Sales Contract Basic Terms

It is important to know the sales contract basic terms. This article will list many common contract terms.

SUMMARY

  • Make sure to be familiar with each term of the contract means. You should seek an attorney for advice if you do not understand the contract.

OFFER, ACCEPTANCE, AND CONSIDERATION

Sales contract basic terms have an offer, acceptance, and consideration. In a master agreement, it will lay out the processes of the customer making an offer through purchase orders. In terms of acceptance, it will lay out the process for accepting the purchase orders. The consideration is a legal term meaning there is a bargain for exchange. Consideration is typically not an issue if there is an exchange of money for the products.

TERM AND TERMINATION

In master agreements, the term lays out the time the agreement will last. The length is usually one year with an automatic renewal clause. The termination will state how the contracts will be terminated and what happens after termination.

CONFIDENIALITY

Confidentiality clauses will include the duty to keep business information confidential. Many companies will have mutual confidentiality clauses. The time length of confidentially can be perpetual but there are a lot of clauses that end a few years after termination of the contract.

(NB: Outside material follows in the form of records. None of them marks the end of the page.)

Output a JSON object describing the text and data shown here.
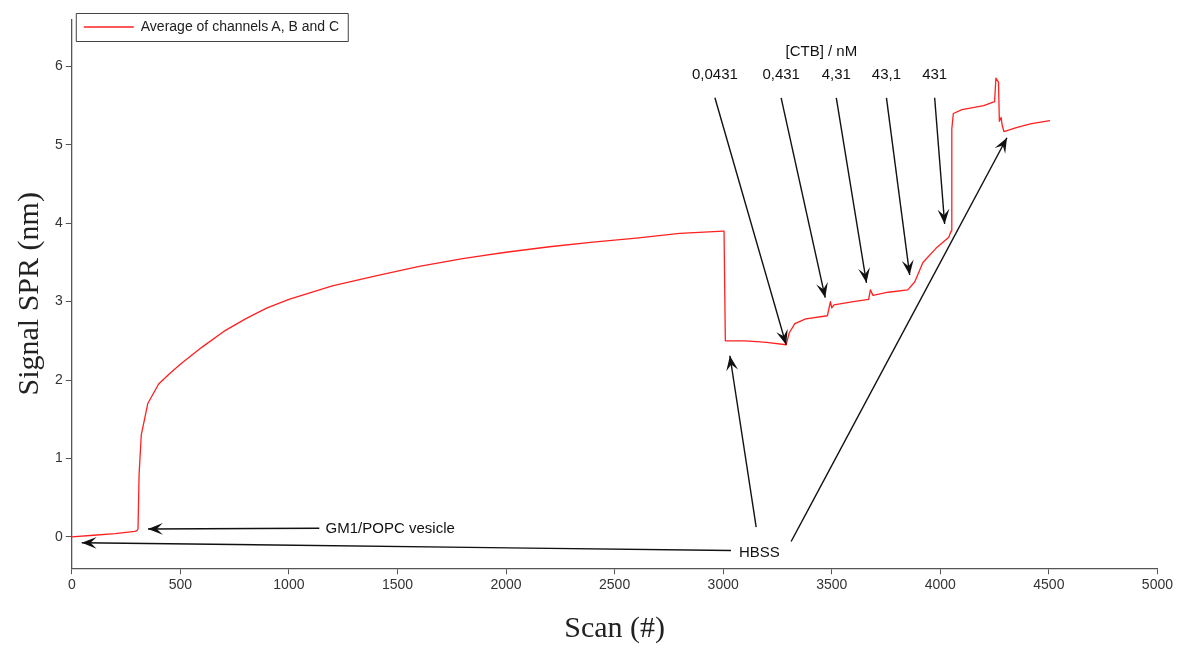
{
  "chart_data": {
    "type": "line",
    "xlabel": "Scan (#)",
    "ylabel": "Signal SPR (nm)",
    "xlim": [
      0,
      5000
    ],
    "xticks": [
      0,
      500,
      1000,
      1500,
      2000,
      2500,
      3000,
      3500,
      4000,
      4500,
      5000
    ],
    "ylim": [
      -0.4,
      6.6
    ],
    "yticks": [
      0,
      1,
      2,
      3,
      4,
      5,
      6
    ],
    "grid": false,
    "legend": "top left",
    "marker": "none",
    "line_style": "solid",
    "series": [
      {
        "name": "Average of channels A, B and C",
        "color": "#ff2020",
        "x": [
          0,
          100,
          200,
          290,
          300,
          305,
          310,
          320,
          350,
          400,
          450,
          500,
          600,
          700,
          800,
          900,
          1000,
          1200,
          1400,
          1600,
          1800,
          2000,
          2200,
          2400,
          2600,
          2800,
          3000,
          3004,
          3010,
          3100,
          3200,
          3290,
          3304,
          3330,
          3380,
          3480,
          3494,
          3500,
          3510,
          3600,
          3670,
          3678,
          3690,
          3760,
          3850,
          3882,
          3920,
          3980,
          4039,
          4050,
          4053,
          4060,
          4100,
          4200,
          4250,
          4256,
          4268,
          4272,
          4280,
          4285,
          4293,
          4350,
          4420,
          4505
        ],
        "values": [
          0,
          0.02,
          0.04,
          0.07,
          0.08,
          0.1,
          0.8,
          1.3,
          1.7,
          1.95,
          2.08,
          2.2,
          2.42,
          2.62,
          2.78,
          2.92,
          3.03,
          3.2,
          3.33,
          3.45,
          3.55,
          3.63,
          3.7,
          3.76,
          3.81,
          3.87,
          3.9,
          3.9,
          2.5,
          2.5,
          2.48,
          2.45,
          2.6,
          2.72,
          2.78,
          2.82,
          3.0,
          2.92,
          2.96,
          3.0,
          3.03,
          3.15,
          3.08,
          3.12,
          3.15,
          3.25,
          3.5,
          3.68,
          3.82,
          3.9,
          5.2,
          5.4,
          5.45,
          5.5,
          5.55,
          5.85,
          5.8,
          5.3,
          5.35,
          5.25,
          5.17,
          5.22,
          5.27,
          5.31
        ]
      }
    ],
    "annotations": [
      "[CTB] / nM",
      {
        "text": "0,0431",
        "x": 3290,
        "y": 2.45
      },
      "0,431",
      "4,31",
      "43,1",
      "431",
      "GM1/POPC vesicle",
      "HBSS"
    ]
  }
}
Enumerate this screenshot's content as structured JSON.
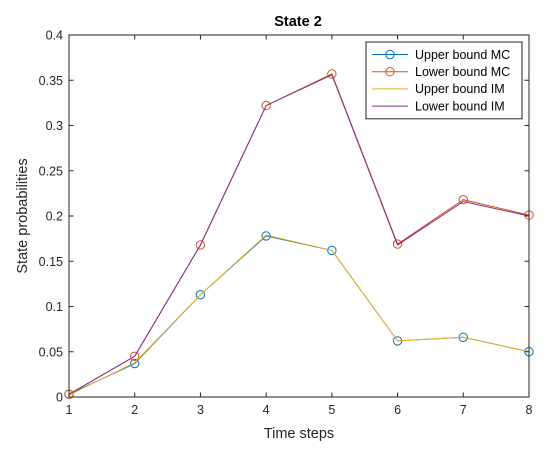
{
  "chart_data": {
    "type": "line",
    "title": "State 2",
    "xlabel": "Time steps",
    "ylabel": "State probabilities",
    "x": [
      1,
      2,
      3,
      4,
      5,
      6,
      7,
      8
    ],
    "xlim": [
      1,
      8
    ],
    "ylim": [
      0,
      0.4
    ],
    "xticks": [
      "1",
      "2",
      "3",
      "4",
      "5",
      "6",
      "7",
      "8"
    ],
    "yticks": [
      "0",
      "0.05",
      "0.1",
      "0.15",
      "0.2",
      "0.25",
      "0.3",
      "0.35",
      "0.4"
    ],
    "grid": false,
    "legend_position": "top-right",
    "series": [
      {
        "name": "Upper bound MC",
        "color": "#0072BD",
        "marker": "circle",
        "values": [
          0.003,
          0.037,
          0.113,
          0.178,
          0.162,
          0.062,
          0.066,
          0.05
        ]
      },
      {
        "name": "Lower bound MC",
        "color": "#D95319",
        "marker": "circle",
        "values": [
          0.003,
          0.045,
          0.168,
          0.322,
          0.357,
          0.169,
          0.218,
          0.201
        ]
      },
      {
        "name": "Upper bound IM",
        "color": "#EDB120",
        "marker": "none",
        "values": [
          0.002,
          0.038,
          0.113,
          0.179,
          0.162,
          0.062,
          0.066,
          0.05
        ]
      },
      {
        "name": "Lower bound IM",
        "color": "#7E2F8E",
        "marker": "none",
        "values": [
          0.003,
          0.045,
          0.168,
          0.322,
          0.356,
          0.168,
          0.216,
          0.2
        ]
      }
    ]
  }
}
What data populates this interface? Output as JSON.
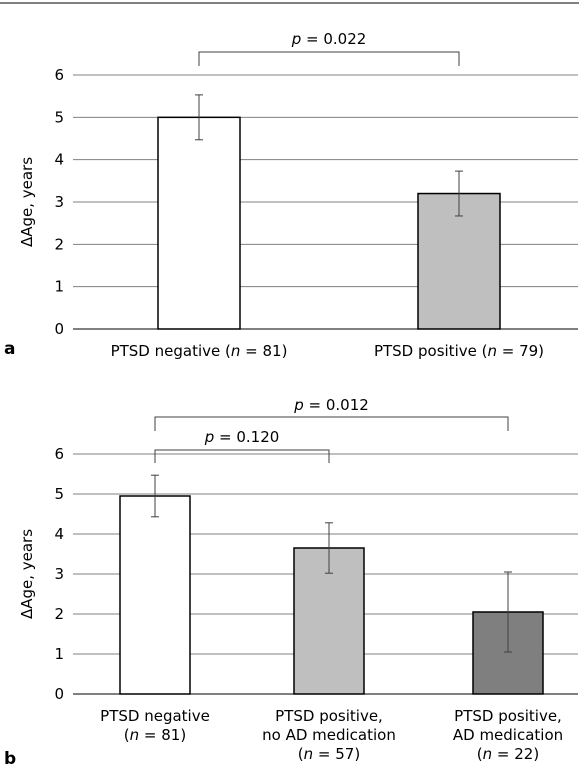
{
  "chart_data": [
    {
      "type": "bar",
      "panel_label": "a",
      "ylabel": "ΔAge, years",
      "ylim": [
        0,
        6
      ],
      "yticks": [
        "0",
        "1",
        "2",
        "3",
        "4",
        "5",
        "6"
      ],
      "grid": true,
      "categories": [
        {
          "lines": [
            {
              "parts": [
                "PTSD negative (",
                "n",
                " = 81)"
              ]
            }
          ]
        },
        {
          "lines": [
            {
              "parts": [
                "PTSD positive (",
                "n",
                " = 79)"
              ]
            }
          ]
        }
      ],
      "values": [
        5.0,
        3.2
      ],
      "errors": [
        0.53,
        0.53
      ],
      "colors": [
        "#ffffff",
        "#bfbfbf"
      ],
      "comparisons": [
        {
          "from": 0,
          "to": 1,
          "p_symbol": "p",
          "p_text": " = 0.022"
        }
      ]
    },
    {
      "type": "bar",
      "panel_label": "b",
      "ylabel": "ΔAge, years",
      "ylim": [
        0,
        6
      ],
      "yticks": [
        "0",
        "1",
        "2",
        "3",
        "4",
        "5",
        "6"
      ],
      "grid": true,
      "categories": [
        {
          "lines": [
            {
              "parts": [
                "PTSD negative"
              ]
            },
            {
              "parts": [
                "(",
                "n",
                " = 81)"
              ]
            }
          ]
        },
        {
          "lines": [
            {
              "parts": [
                "PTSD positive,"
              ]
            },
            {
              "parts": [
                "no AD medication"
              ]
            },
            {
              "parts": [
                "(",
                "n",
                " = 57)"
              ]
            }
          ]
        },
        {
          "lines": [
            {
              "parts": [
                "PTSD positive,"
              ]
            },
            {
              "parts": [
                "AD medication"
              ]
            },
            {
              "parts": [
                "(",
                "n",
                " = 22)"
              ]
            }
          ]
        }
      ],
      "values": [
        4.95,
        3.65,
        2.05
      ],
      "errors": [
        0.52,
        0.63,
        1.0
      ],
      "colors": [
        "#ffffff",
        "#bfbfbf",
        "#7f7f7f"
      ],
      "comparisons": [
        {
          "from": 0,
          "to": 2,
          "p_symbol": "p",
          "p_text": " = 0.012"
        },
        {
          "from": 0,
          "to": 1,
          "p_symbol": "p",
          "p_text": " = 0.120"
        }
      ]
    }
  ]
}
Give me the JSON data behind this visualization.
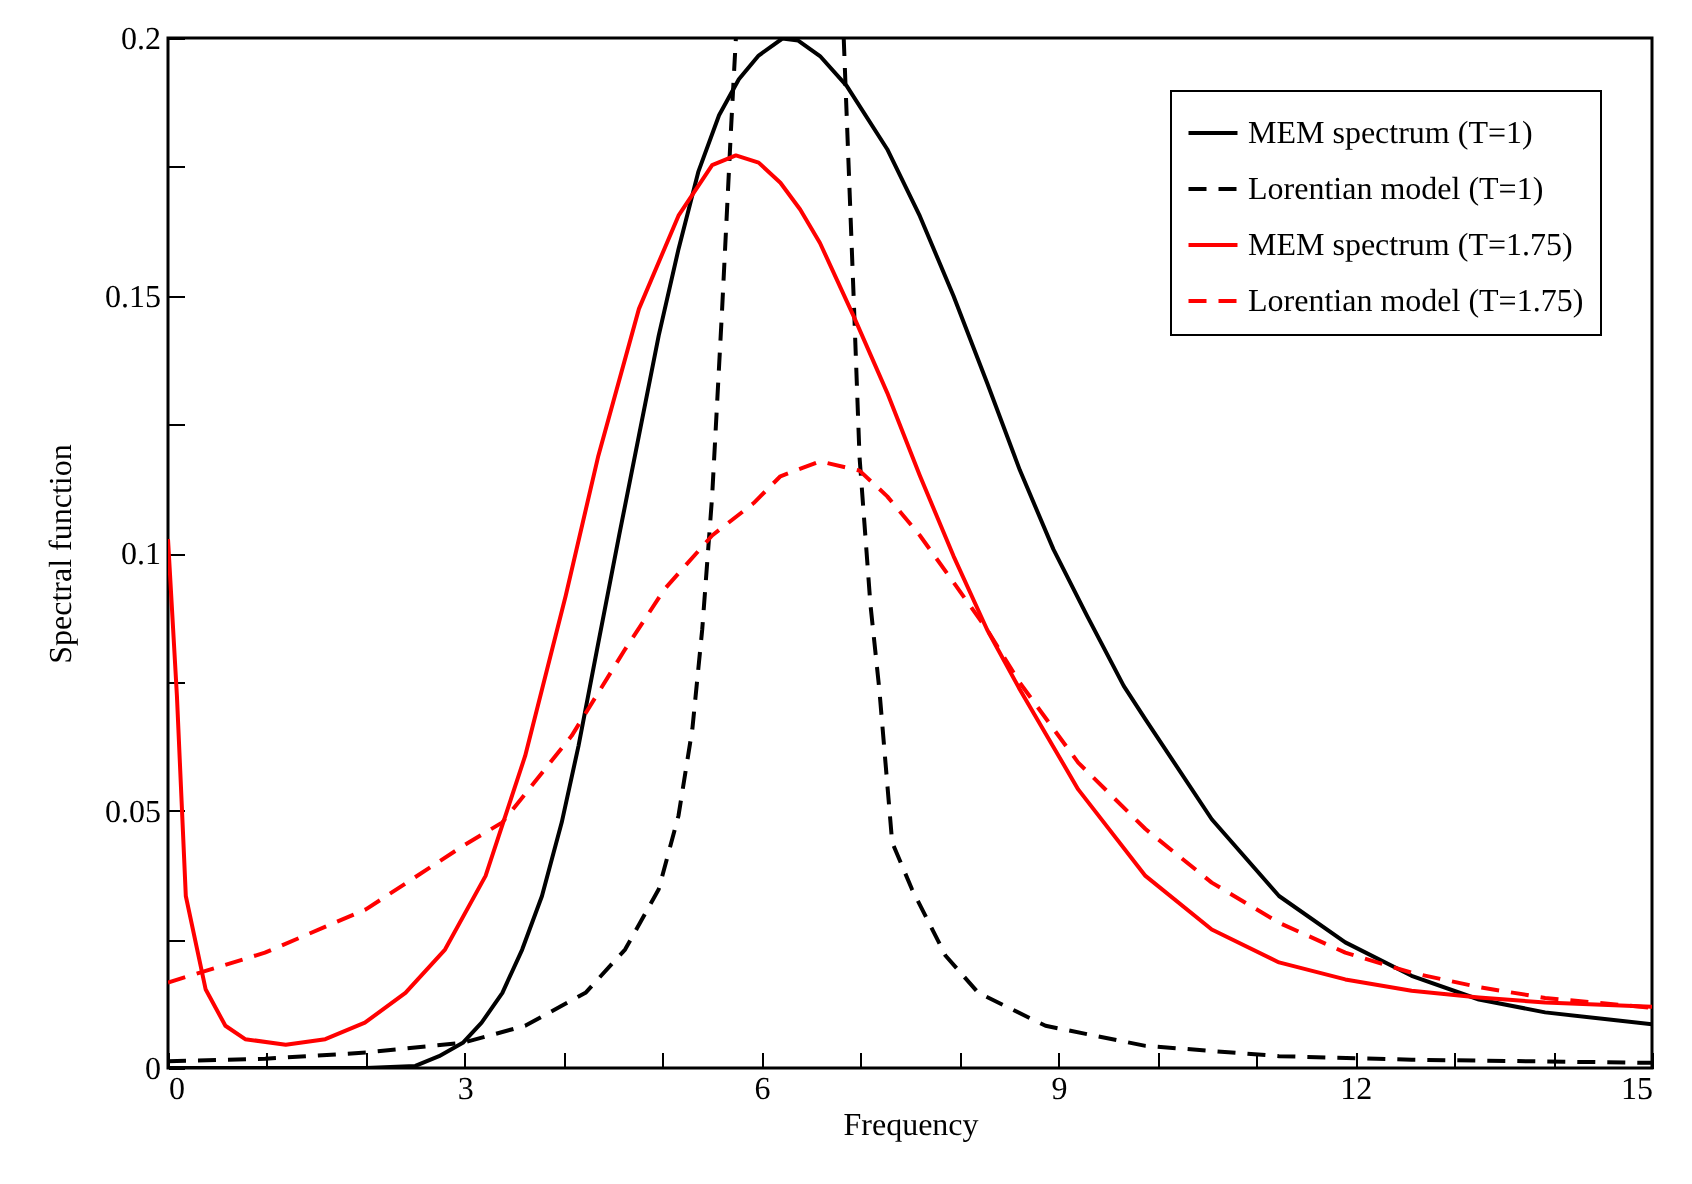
{
  "chart_data": {
    "type": "line",
    "xlabel": "Frequency",
    "ylabel": "Spectral function",
    "xlim": [
      0,
      15
    ],
    "ylim": [
      0,
      0.2
    ],
    "xticks": [
      0,
      {
        "value": 1,
        "label": null
      },
      {
        "value": 2,
        "label": null
      },
      3,
      {
        "value": 4,
        "label": null
      },
      {
        "value": 5,
        "label": null
      },
      6,
      {
        "value": 7,
        "label": null
      },
      {
        "value": 8,
        "label": null
      },
      9,
      {
        "value": 10,
        "label": null
      },
      {
        "value": 11,
        "label": null
      },
      12,
      {
        "value": 13,
        "label": null
      },
      {
        "value": 14,
        "label": null
      },
      15
    ],
    "yticks": [
      0,
      {
        "value": 0.025,
        "label": null
      },
      0.05,
      {
        "value": 0.075,
        "label": null
      },
      0.1,
      {
        "value": 0.125,
        "label": null
      },
      0.15,
      {
        "value": 0.175,
        "label": null
      },
      0.2
    ],
    "grid": false,
    "legend": "top right",
    "marker": "none",
    "series": [
      {
        "name": "MEM spectrum (T=1)",
        "color": "#000000",
        "line_style": "solid",
        "x": [
          0,
          2,
          2.5,
          2.74,
          2.98,
          3.17,
          3.38,
          3.58,
          3.78,
          3.98,
          4.15,
          4.35,
          4.56,
          4.76,
          4.96,
          5.16,
          5.36,
          5.57,
          5.77,
          5.97,
          6.21,
          6.37,
          6.59,
          6.86,
          7.27,
          7.6,
          7.94,
          8.28,
          8.61,
          8.95,
          9.29,
          9.66,
          9.88,
          10.55,
          11.23,
          11.9,
          12.57,
          13.25,
          13.92,
          15
        ],
        "values": [
          0,
          0,
          0.0004,
          0.0023,
          0.0049,
          0.0088,
          0.0146,
          0.023,
          0.0334,
          0.0477,
          0.0626,
          0.0826,
          0.1034,
          0.1228,
          0.1422,
          0.159,
          0.174,
          0.185,
          0.192,
          0.1966,
          0.1999,
          0.1995,
          0.1965,
          0.1907,
          0.1784,
          0.1654,
          0.1499,
          0.133,
          0.1161,
          0.1007,
          0.0878,
          0.0742,
          0.0677,
          0.0483,
          0.0334,
          0.0244,
          0.0179,
          0.0133,
          0.0108,
          0.0085
        ]
      },
      {
        "name": "Lorentian model (T=1)",
        "color": "#000000",
        "line_style": "dashed",
        "x": [
          0,
          0.98,
          2,
          2.98,
          3.61,
          4.22,
          4.62,
          4.96,
          5.16,
          5.3,
          5.4,
          5.5,
          5.6,
          5.69,
          5.74,
          6.3,
          6.83,
          6.93,
          6.99,
          7.1,
          7.19,
          7.32,
          7.52,
          7.86,
          8.19,
          8.87,
          9.88,
          11.23,
          12.57,
          15
        ],
        "values": [
          0.0013,
          0.0018,
          0.003,
          0.0049,
          0.0082,
          0.0146,
          0.023,
          0.0347,
          0.049,
          0.0658,
          0.0852,
          0.111,
          0.147,
          0.182,
          0.2,
          null,
          0.2,
          0.1499,
          0.1186,
          0.09,
          0.0735,
          0.0438,
          0.0347,
          0.0218,
          0.0146,
          0.0082,
          0.0043,
          0.0023,
          0.0016,
          0.001
        ]
      },
      {
        "name": "MEM spectrum (T=1.75)",
        "color": "#ff0000",
        "line_style": "solid",
        "x": [
          0,
          0.09,
          0.18,
          0.38,
          0.58,
          0.78,
          1.19,
          1.59,
          1.99,
          2.4,
          2.8,
          3.21,
          3.61,
          4.02,
          4.35,
          4.76,
          5.16,
          5.5,
          5.74,
          5.97,
          6.19,
          6.39,
          6.59,
          6.93,
          7.27,
          7.6,
          7.94,
          8.28,
          8.61,
          9.2,
          9.88,
          10.55,
          11.23,
          11.9,
          12.57,
          13.25,
          13.92,
          15
        ],
        "values": [
          0.1027,
          0.0723,
          0.0334,
          0.0153,
          0.0082,
          0.0056,
          0.0045,
          0.0056,
          0.0088,
          0.0146,
          0.023,
          0.0373,
          0.0606,
          0.0917,
          0.1189,
          0.1474,
          0.1655,
          0.1753,
          0.1772,
          0.1758,
          0.1719,
          0.1667,
          0.1602,
          0.146,
          0.1311,
          0.115,
          0.0994,
          0.0851,
          0.0735,
          0.0541,
          0.0373,
          0.0269,
          0.0205,
          0.0172,
          0.015,
          0.0137,
          0.0127,
          0.0119
        ]
      },
      {
        "name": "Lorentian model (T=1.75)",
        "color": "#ff0000",
        "line_style": "dashed",
        "x": [
          0,
          0.98,
          2,
          2.98,
          3.38,
          4.08,
          4.62,
          5.02,
          5.5,
          5.92,
          6.19,
          6.59,
          6.99,
          7.27,
          7.6,
          7.94,
          8.28,
          8.61,
          9.2,
          9.88,
          10.55,
          11.23,
          11.9,
          12.57,
          13.25,
          13.92,
          15
        ],
        "values": [
          0.0166,
          0.0224,
          0.0308,
          0.0431,
          0.0477,
          0.0645,
          0.0813,
          0.093,
          0.1034,
          0.1097,
          0.1149,
          0.1178,
          0.116,
          0.111,
          0.1034,
          0.0943,
          0.0851,
          0.0748,
          0.0593,
          0.0464,
          0.036,
          0.0282,
          0.0224,
          0.0185,
          0.0157,
          0.0136,
          0.0117
        ]
      }
    ]
  }
}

REPRESENTATION AND WARRANTIES

Representations and warranties are promises made to the other party. There is an unlimited list of possible representations and warranties but they are used to have the other party make a promise to help ease potential issues. For example, representations and warranties may include seller owns all intellectual property, the parties are proper legal entities, and the products do not have any defects.

INDEMNIFICATION

There are two main types of indemnification clauses: 1) the main indemnification clause and 2) IP indemnification.

The main indemnification clause will typically state that the seller will take pay for any third party claims made against the buyer. Most buyers will want indemnification clauses because they do not manufacture the products and keep any issues with the product on the seller.

In the case of intellectual property indemnification, the seller will request this clause because the buyer wants to make sure they are not purchasing products that the seller does not have the right to sell. If a third party make any claims of intellectual property infringement against the buyer, they will push it onto the manufacture because they usually rely on the manufacture to make sure there is no issues with intellectual property.

LIMITATION OF LIABILITIES

Limitations of liability will limit the amount of liability in case there is any disputes. Limitations of liability can be unlimited or limited and most buyers will want to limit only to the amount of money paid to the seller. In addition, there can be limitations on the type of damages, including consequential, indirect, and incidental damages. Furthermore, there are sometimes sections that exclude limitations of liability for certain disputes.

INSURANCE

Buyers will state that the seller will carry certain types of insurance and state the amount that it will cover. In addition, the buyers will sometimes also ask for a certificate of insurance to show proof of the insurance.

BOILER PLATES

There is usually also boiler plate terms at the end of the agreement. For example, some terms in this section include stating the agreement is the entire agreement, assignments, waivers, choice of law, survival of clauses.